The above items will be easier to do if only gasoline and air is an ideal fluid 'but in fact, by their nature, namely the viscosity, fluid friction, fluid inertia, and so karbrator become very complex in overcoming this situation is not ideal. Also carburetor must remain capable of producing a mixture of gasoline / air right under any circumstances, because the carburetor must operate in temperature, air pressure, engine speed, and centrifugal force is very diverse. Carburetor must be able to operate in a state :

     > Start the engine in the cold
     > Start in hot conditions
     > Langsam or running at low speed
     > Acceleration when the gas suddenly opened
     > High speed with a fully open gas
     > Steady pace with the gas partially open for long periods of time

Modern carburetor should also be able to reduce the amount of vehicle emissions.

base

Carburetor basically an open pipe on both ends, the pipe is moving toward the intake air into the engine mainfold head / combustion chamber. Venturi-shaped pipe, from one end of the wide surface and narrow in the middle and then widens again at the other end. This shape causes the air flow velocity increases when passing through a narrow passage.

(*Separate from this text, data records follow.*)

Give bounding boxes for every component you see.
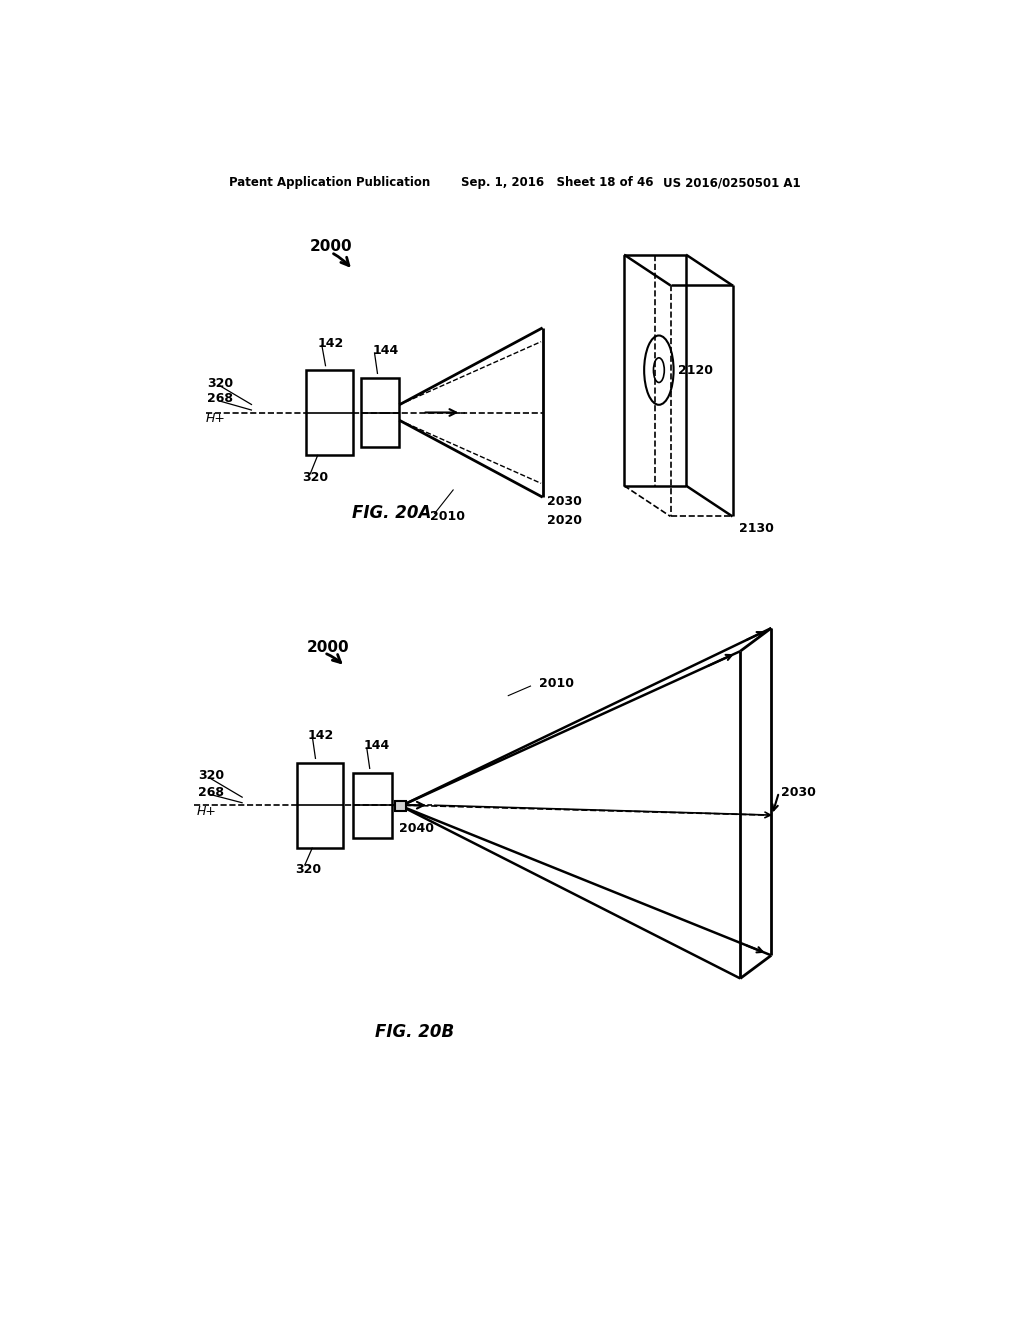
Text: H+: H+ bbox=[197, 805, 216, 818]
Text: 320: 320 bbox=[302, 471, 329, 484]
Text: 268: 268 bbox=[207, 392, 233, 405]
Text: 2000: 2000 bbox=[306, 640, 349, 655]
Bar bbox=[306, 370, 352, 455]
Text: 2010: 2010 bbox=[539, 677, 573, 690]
Text: 142: 142 bbox=[317, 337, 344, 350]
Text: Patent Application Publication: Patent Application Publication bbox=[228, 176, 430, 189]
Text: 2040: 2040 bbox=[399, 822, 434, 834]
Text: 320: 320 bbox=[207, 376, 233, 389]
Text: 2030: 2030 bbox=[780, 785, 815, 799]
Bar bbox=[360, 378, 399, 447]
Text: US 2016/0250501 A1: US 2016/0250501 A1 bbox=[663, 176, 801, 189]
Text: 2000: 2000 bbox=[310, 239, 352, 255]
Text: Sep. 1, 2016   Sheet 18 of 46: Sep. 1, 2016 Sheet 18 of 46 bbox=[461, 176, 653, 189]
Text: 268: 268 bbox=[198, 787, 224, 800]
Text: 320: 320 bbox=[198, 770, 224, 783]
Text: 2020: 2020 bbox=[547, 513, 582, 527]
Text: 2120: 2120 bbox=[678, 363, 714, 376]
Text: H+: H+ bbox=[206, 412, 225, 425]
Text: 2010: 2010 bbox=[430, 510, 465, 523]
Text: FIG. 20B: FIG. 20B bbox=[375, 1023, 455, 1041]
Bar bbox=[395, 800, 407, 812]
Text: 142: 142 bbox=[308, 730, 334, 742]
Text: 2130: 2130 bbox=[738, 521, 773, 535]
Text: FIG. 20A: FIG. 20A bbox=[352, 504, 431, 521]
Bar bbox=[352, 774, 391, 838]
Text: 2030: 2030 bbox=[547, 495, 582, 508]
Bar bbox=[297, 763, 343, 847]
Text: 320: 320 bbox=[295, 862, 322, 875]
Text: 144: 144 bbox=[372, 345, 398, 358]
Text: 144: 144 bbox=[364, 739, 390, 752]
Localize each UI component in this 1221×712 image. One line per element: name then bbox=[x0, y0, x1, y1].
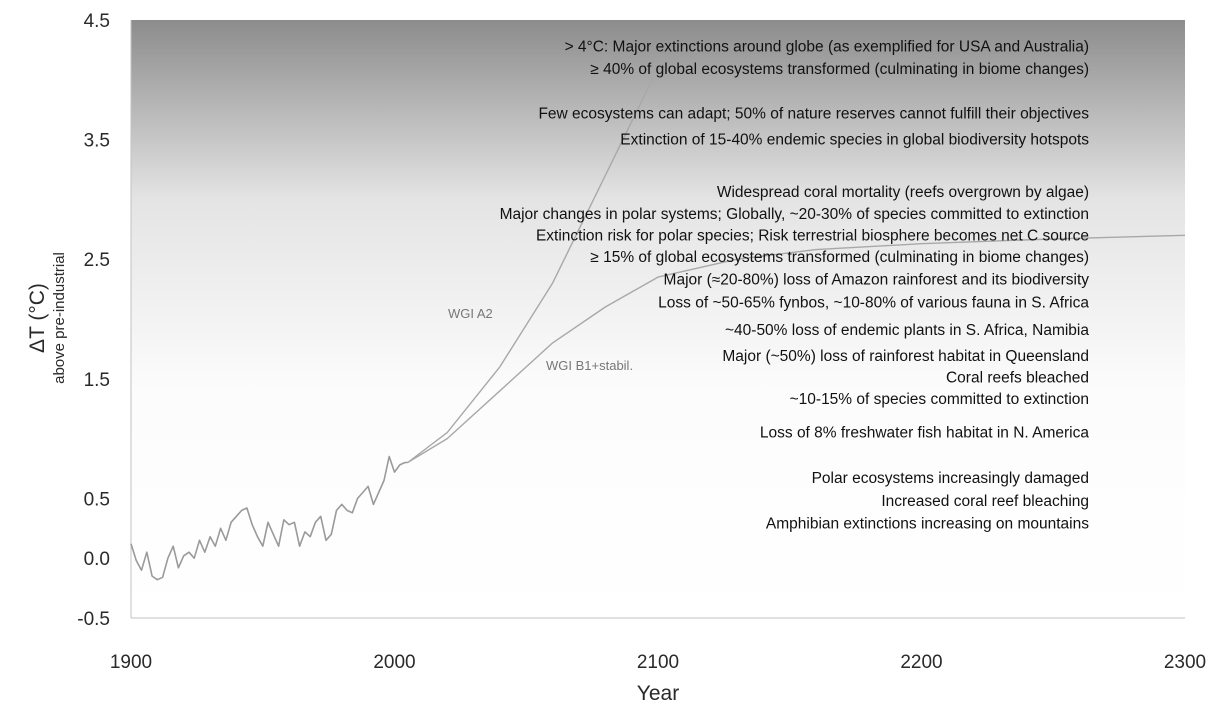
plot-area bbox=[131, 20, 1185, 618]
y-tick-label: 4.5 bbox=[84, 11, 110, 32]
y-axis-subtitle: above pre-industrial bbox=[51, 252, 68, 384]
annotation-text: Extinction risk for polar species; Risk … bbox=[536, 227, 1089, 244]
annotation-layer: > 4°C: Major extinctions around globe (a… bbox=[500, 38, 1090, 532]
annotation-text: > 4°C: Major extinctions around globe (a… bbox=[565, 38, 1089, 55]
y-tick-label: 3.5 bbox=[84, 131, 110, 152]
annotation-text: Amphibian extinctions increasing on moun… bbox=[766, 516, 1089, 533]
x-tick-labels: 1900 2000 2100 2200 2300 bbox=[110, 652, 1206, 673]
y-tick-label: 0.0 bbox=[84, 549, 110, 570]
annotation-text: Loss of ~50-65% fynbos, ~10-80% of vario… bbox=[658, 294, 1089, 311]
annotation-text: Increased coral reef bleaching bbox=[881, 493, 1089, 510]
series-layer bbox=[130, 67, 1186, 581]
annotation-text: ≥ 15% of global ecosystems transformed (… bbox=[590, 249, 1089, 266]
scenario-labels: WGI A2 WGI B1+stabil. bbox=[448, 306, 633, 373]
series-line-a2 bbox=[407, 67, 659, 464]
series-line-observed bbox=[130, 455, 408, 581]
x-tick-label: 2100 bbox=[637, 652, 679, 673]
y-tick-label: -0.5 bbox=[77, 609, 110, 630]
annotation-text: ≥ 40% of global ecosystems transformed (… bbox=[590, 61, 1089, 78]
y-tick-label: 2.5 bbox=[84, 250, 110, 271]
annotation-text: Major changes in polar systems; Globally… bbox=[500, 206, 1089, 223]
x-tick-label: 2200 bbox=[900, 652, 942, 673]
series-line-b1-stabil bbox=[407, 234, 1186, 464]
x-axis-title: Year bbox=[637, 682, 679, 705]
x-tick-label: 2300 bbox=[1164, 652, 1206, 673]
x-tick-label: 2000 bbox=[373, 652, 415, 673]
annotation-text: Major (≈20-80%) loss of Amazon rainfores… bbox=[664, 272, 1090, 289]
annotation-text: Loss of 8% freshwater fish habitat in N.… bbox=[760, 425, 1089, 442]
annotation-text: ~40-50% loss of endemic plants in S. Afr… bbox=[725, 322, 1089, 339]
scenario-label-b1: WGI B1+stabil. bbox=[546, 358, 633, 373]
annotation-text: ~10-15% of species committed to extincti… bbox=[790, 391, 1089, 408]
annotation-text: Polar ecosystems increasingly damaged bbox=[812, 470, 1089, 487]
annotation-text: Extinction of 15-40% endemic species in … bbox=[620, 132, 1089, 149]
annotation-text: Major (~50%) loss of rainforest habitat … bbox=[722, 348, 1089, 365]
y-axis-title: ΔT (°C) bbox=[26, 283, 49, 353]
scenario-label-a2: WGI A2 bbox=[448, 306, 493, 321]
y-tick-labels: 4.5 3.5 2.5 1.5 0.5 0.0 -0.5 bbox=[77, 11, 110, 630]
annotation-text: Coral reefs bleached bbox=[946, 370, 1089, 387]
x-tick-label: 1900 bbox=[110, 652, 152, 673]
y-tick-label: 1.5 bbox=[84, 370, 110, 391]
y-tick-label: 0.5 bbox=[84, 489, 110, 510]
annotation-text: Few ecosystems can adapt; 50% of nature … bbox=[538, 105, 1089, 122]
annotation-text: Widespread coral mortality (reefs overgr… bbox=[717, 184, 1089, 201]
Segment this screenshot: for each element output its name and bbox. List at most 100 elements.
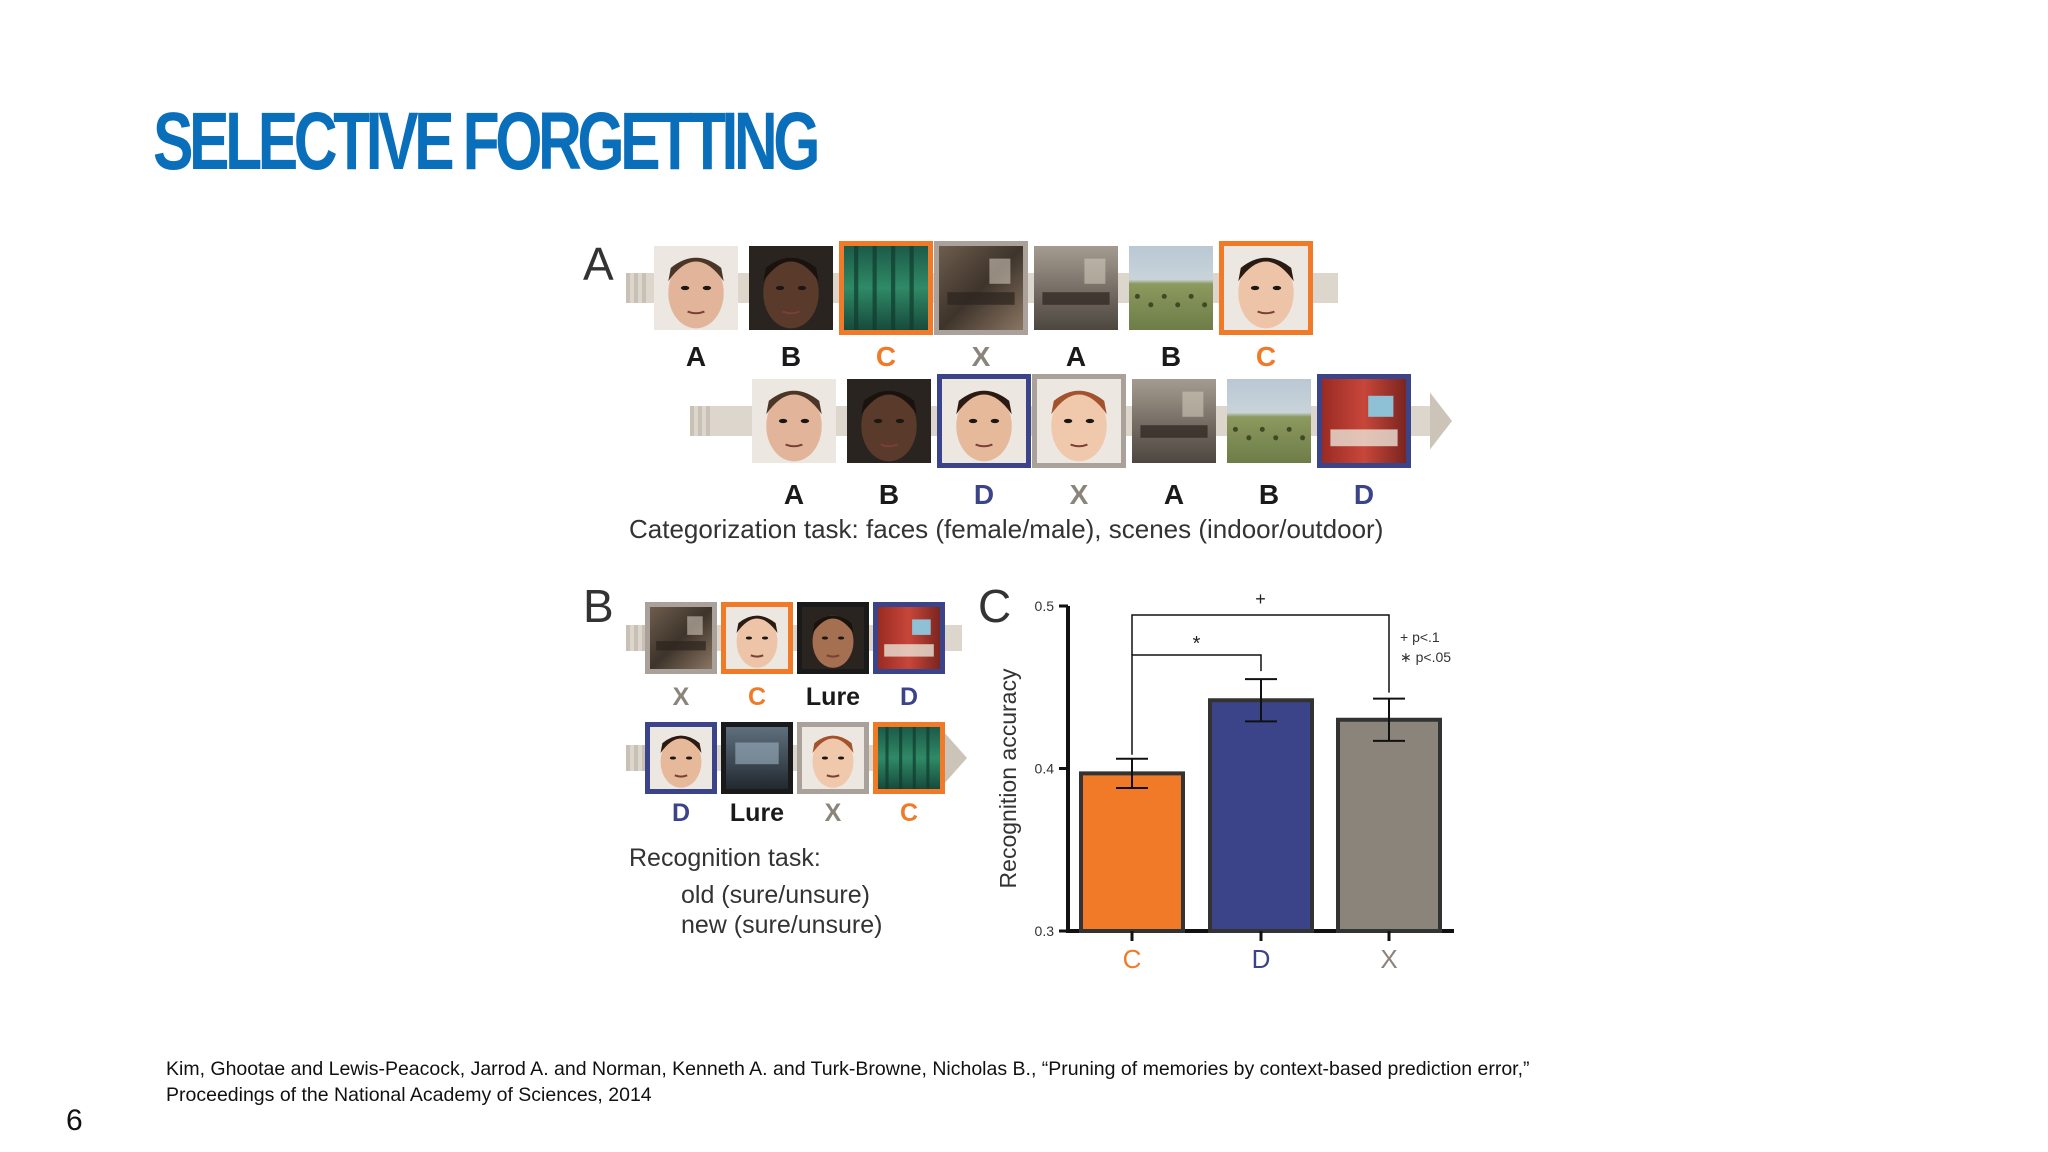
face-shape xyxy=(766,390,822,462)
tree-trunk xyxy=(885,727,889,789)
window xyxy=(989,258,1011,284)
eye-left xyxy=(778,418,788,424)
scene-fill xyxy=(1129,246,1213,330)
mouth xyxy=(826,774,840,778)
panel-label-a: A xyxy=(583,238,614,290)
x-tick-label: D xyxy=(1252,944,1271,974)
item-label: C xyxy=(900,799,918,827)
item-label: C xyxy=(876,341,896,372)
hair-shape xyxy=(668,257,724,282)
face-shape xyxy=(763,257,819,329)
legend-p-05: ∗ p<.05 xyxy=(1400,649,1451,665)
timeline-tick xyxy=(642,625,646,651)
item-label: C xyxy=(748,683,766,711)
recognition-task-title: Recognition task: xyxy=(629,844,821,872)
timeline-tick xyxy=(706,406,710,436)
tree-trunk xyxy=(854,246,859,330)
face-shape xyxy=(861,390,917,462)
eye-right xyxy=(837,756,845,760)
tree-trunk xyxy=(926,727,930,789)
mouth xyxy=(826,654,840,658)
thumbnail-face-male xyxy=(654,246,738,330)
furniture xyxy=(947,292,1015,305)
tree-trunk xyxy=(912,727,916,789)
page-number: 6 xyxy=(66,1104,83,1137)
panel-a-caption: Categorization task: faces (female/male)… xyxy=(629,514,1383,544)
legend-p-01: + p<.1 xyxy=(1400,629,1440,645)
thumbnail-scene-indoor xyxy=(934,241,1028,335)
mouth xyxy=(687,310,705,315)
face-shape xyxy=(812,615,854,668)
eye-right xyxy=(685,756,693,760)
shrub xyxy=(1232,426,1238,432)
shrub xyxy=(1175,302,1181,308)
recognition-option-new: new (sure/unsure) xyxy=(681,911,882,939)
eye-right xyxy=(797,285,807,291)
panel-label-c: C xyxy=(978,580,1011,632)
tree-trunk xyxy=(909,246,914,330)
eye-left xyxy=(669,756,677,760)
thumbnail-face-female xyxy=(721,602,793,674)
timeline-tick xyxy=(642,745,646,771)
tree-trunk xyxy=(899,727,903,789)
bar-C xyxy=(1079,771,1185,933)
item-label: X xyxy=(673,683,690,711)
timeline-tick xyxy=(626,745,630,771)
item-label: D xyxy=(672,799,690,827)
eye-left xyxy=(821,636,829,640)
eye-right xyxy=(1272,285,1282,291)
hair-shape xyxy=(812,615,854,634)
item-label: X xyxy=(972,341,991,372)
face-shape xyxy=(736,615,778,668)
hair-shape xyxy=(736,615,778,634)
thumbnail-scene-field xyxy=(1129,246,1213,330)
tree-trunk xyxy=(891,246,896,330)
hair-shape xyxy=(1238,257,1294,282)
shrub xyxy=(1134,293,1140,299)
thumbnail-scene-forest xyxy=(839,241,933,335)
eye-right xyxy=(990,418,1000,424)
scene-fill xyxy=(1322,379,1406,463)
item-label: A xyxy=(784,479,804,510)
significance-bracket-cx xyxy=(1131,614,1390,693)
item-label: X xyxy=(825,799,842,827)
eye-left xyxy=(745,636,753,640)
shrub xyxy=(1246,435,1252,441)
y-tick-label: 0.5 xyxy=(1035,598,1055,614)
slide-title: SELECTIVE FORGETTING xyxy=(153,96,820,187)
tree-trunk xyxy=(872,246,877,330)
shrub xyxy=(1202,302,1208,308)
thumbnail-face-female2 xyxy=(937,374,1031,468)
thumbnail-face-female3 xyxy=(1032,374,1126,468)
bar-D xyxy=(1208,698,1314,933)
hair-shape xyxy=(956,390,1012,415)
eye-right xyxy=(1085,418,1095,424)
panel-b-sequence: B X C Lure D D Lure X C Recognition task: old (sur… xyxy=(583,580,967,939)
furniture xyxy=(1140,425,1208,438)
hair-shape xyxy=(812,735,854,754)
timeline-tick xyxy=(642,273,646,303)
shrub xyxy=(1300,435,1306,441)
item-label: C xyxy=(1256,341,1276,372)
item-label: X xyxy=(1070,479,1089,510)
shrub xyxy=(1259,426,1265,432)
timeline-tick xyxy=(634,625,638,651)
y-axis-label: Recognition accuracy xyxy=(995,668,1021,888)
eye-left xyxy=(680,285,690,291)
timeline-tick xyxy=(626,273,630,303)
shrub xyxy=(1286,426,1292,432)
mouth xyxy=(1070,443,1088,448)
thumbnail-scene-kitchen xyxy=(873,602,945,674)
significance-bracket-cd xyxy=(1131,654,1262,755)
item-label: A xyxy=(1164,479,1184,510)
eye-left xyxy=(775,285,785,291)
item-label: Lure xyxy=(730,799,784,827)
mouth xyxy=(880,443,898,448)
citation-line-2: Proceedings of the National Academy of S… xyxy=(166,1084,652,1106)
panel-a-sequence: A A B C X A B C A B D X A B D Categorization task: face… xyxy=(583,238,1452,544)
thumbnail-scene-field xyxy=(1227,379,1311,463)
window xyxy=(1368,395,1394,417)
panel-label-b: B xyxy=(583,580,614,632)
eye-left xyxy=(1063,418,1073,424)
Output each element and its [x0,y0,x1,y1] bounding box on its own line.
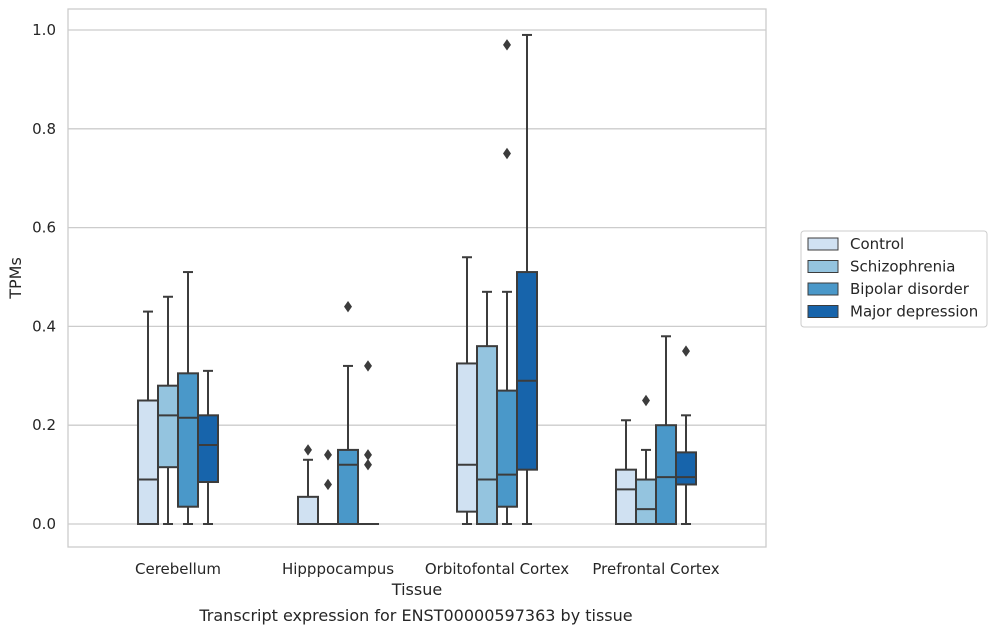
box-layer [137,33,697,526]
legend-swatch [807,260,839,273]
outlier-point [503,147,511,160]
y-tick-label: 1.0 [32,21,56,39]
legend-label: Bipolar disorder [850,280,970,298]
legend-label: Major depression [850,303,978,321]
x-tick-label: Prefrontal Cortex [592,560,719,578]
box-group [456,256,478,525]
box [655,424,677,526]
x-tick-label: Hipppocampus [282,560,394,578]
outlier-point [364,449,372,461]
outlier-point [324,449,332,461]
y-tick-label: 0.0 [32,515,56,533]
box [337,448,359,525]
box-group [516,33,538,525]
legend-label: Control [850,235,904,253]
legend-frame [800,230,988,328]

In the fixed venturi type, tip carburetor equipped with air valve butterfly valve called the throttle (gas valve), a kind of disc that can rotate to close and open movement of air flow so it can adjust the amount of air / fuel in the combustion chamber. The number of the air / fuel is what determines the power and / or speed of motion machine. Gas pedal, or on motorcycles, gas grip is connected directly to the valve via cable. But the venturi type move, where the valve is not found as a set the size of the flow of air / fuel is the venturi size itself can vary. Gas pedal or grip connected to a piston that regulates the narrow gap in the venturi

Fuel sprayed the air flow through small channels contained in a narrow space inside the venturi. Low pressure of air moving in the venturi draw fuel from the carburetor bowl so that the fuel is ejected and follow the flow of air. These channels are called jets.
Open the gas from the throttle

When the handle is opened a little gas from the fully closed position, there is a venturi section having a lower pressure valve being closed due to spinning. This section provides a carburetor jet more than the other to smooth the distribution of fuel in the air stream.